For my first subject, I thought I’d take up a theme that I found cropping up with some frequencies on Yahoo! Answers and which turns out to have a number of websites dedicated to it.

Did Jesus of Nazareth really exist?  That is, was there any such historical person as the man described in the gospels of the Christian New Testament?

The question does not involve any of the religious claims about Jesus of Nazareth – that he was the Messiah, the Son of God, that he was resurrected, etc.  I do not intend to take up any of these theological questions.  I only want to address the historical question: was there such a human being?

For examples of the kinds of arguments I intend to refute, here is a list of “no-historical-Jesus” links:

THE GENETIC FALLACY

One issue that is important to get out of the way is the issue of bias.  Many people have heard that the bias of an author affects their reliability.  This is true.  However, it is not so simple as that.

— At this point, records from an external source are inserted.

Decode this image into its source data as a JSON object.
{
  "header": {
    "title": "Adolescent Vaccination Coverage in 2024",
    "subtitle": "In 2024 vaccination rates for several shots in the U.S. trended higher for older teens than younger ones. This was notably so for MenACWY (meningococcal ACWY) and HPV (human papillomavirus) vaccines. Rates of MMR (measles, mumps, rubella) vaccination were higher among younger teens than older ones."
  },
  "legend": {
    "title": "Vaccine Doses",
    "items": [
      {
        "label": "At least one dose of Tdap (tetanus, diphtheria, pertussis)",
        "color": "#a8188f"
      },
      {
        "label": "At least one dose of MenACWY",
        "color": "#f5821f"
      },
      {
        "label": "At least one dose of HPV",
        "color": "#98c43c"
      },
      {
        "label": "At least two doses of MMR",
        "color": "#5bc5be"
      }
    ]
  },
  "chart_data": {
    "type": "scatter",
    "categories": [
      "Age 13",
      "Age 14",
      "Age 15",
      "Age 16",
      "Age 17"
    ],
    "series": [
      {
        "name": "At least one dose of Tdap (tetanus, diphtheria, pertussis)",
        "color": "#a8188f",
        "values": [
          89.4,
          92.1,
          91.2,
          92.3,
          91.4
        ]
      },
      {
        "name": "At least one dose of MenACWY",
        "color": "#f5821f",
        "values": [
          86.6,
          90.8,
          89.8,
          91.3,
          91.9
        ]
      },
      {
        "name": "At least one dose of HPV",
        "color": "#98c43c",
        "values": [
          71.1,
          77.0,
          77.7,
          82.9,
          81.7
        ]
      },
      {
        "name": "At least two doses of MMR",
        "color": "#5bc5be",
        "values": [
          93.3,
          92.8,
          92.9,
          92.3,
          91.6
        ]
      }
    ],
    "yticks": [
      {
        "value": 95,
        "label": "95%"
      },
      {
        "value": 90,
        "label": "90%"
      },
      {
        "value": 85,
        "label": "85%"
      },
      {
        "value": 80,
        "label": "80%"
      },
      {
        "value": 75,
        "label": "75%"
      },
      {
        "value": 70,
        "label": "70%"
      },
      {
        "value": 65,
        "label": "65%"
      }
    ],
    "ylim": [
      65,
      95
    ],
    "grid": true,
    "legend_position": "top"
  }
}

Suppose that someone wrote a memoir about their late, beloved mother, telling stories about their mother from their childhood.  Does such a person have a bias?  They certainly do.  They love their mother and want to cherish her memory.

Does this bias make the memoir unreliable?  In some ways, yes.  Affection for their subject may cause the writer to pass over some unflattering stories in silence.  It may cause them to interpret something the mother did or said in the most positive possible way.  It may even cause them to embroider the stories with details that didn’t actually happen.

But does it mean that the stories are completely false and fictional?  Normally, no.  The stories will be colored and “shaped” by the memoirist’s affection, but they will not normally have been made up from whole cloth.  And, indeed, it would hardly mean that no such person as the mother ever existed!  “This person loved their mother: therefore their account of their mother is biased, and unreliable: therefore it can’t be used as evidence: therefore the mother did not exist.”

This is precisely the circular, fallacious reasoning that is used to discount the use of early Christian writings (the gospels) as historical evidence.  The writers of the gospels were Christians: therefore they were biased in favor of Christianity: bias makes their accounts unreliable, so we must discard them as evidence; therefore the person described in those accounts did not exist.

The obvious, common-sense problem with such an approach is that in order for the bias to have emerged in the first place, something needs to exist that the person is biased towards (or against).  There needs to have been a mother for our memoir writer to be biased by love for her; there must have been a Jesus for gospel writers to have been biased toward saying he was religiously significant.

When interpreting a text, the historian must always consider how the author’s biases have affected it.  So much is clear.  But that does not warrant the complete exclusion of a text from consideration.

The “genetic fallacy” is an accepted rule of logical thought.  It holds that to discount a proposition on account of the person who articulates the proposition is a fallacy.  Rather, the truth or falsehood of the proposition must be judged on its own merits.  A smart person can make a mistake and an idiot can speak the truth sometimes.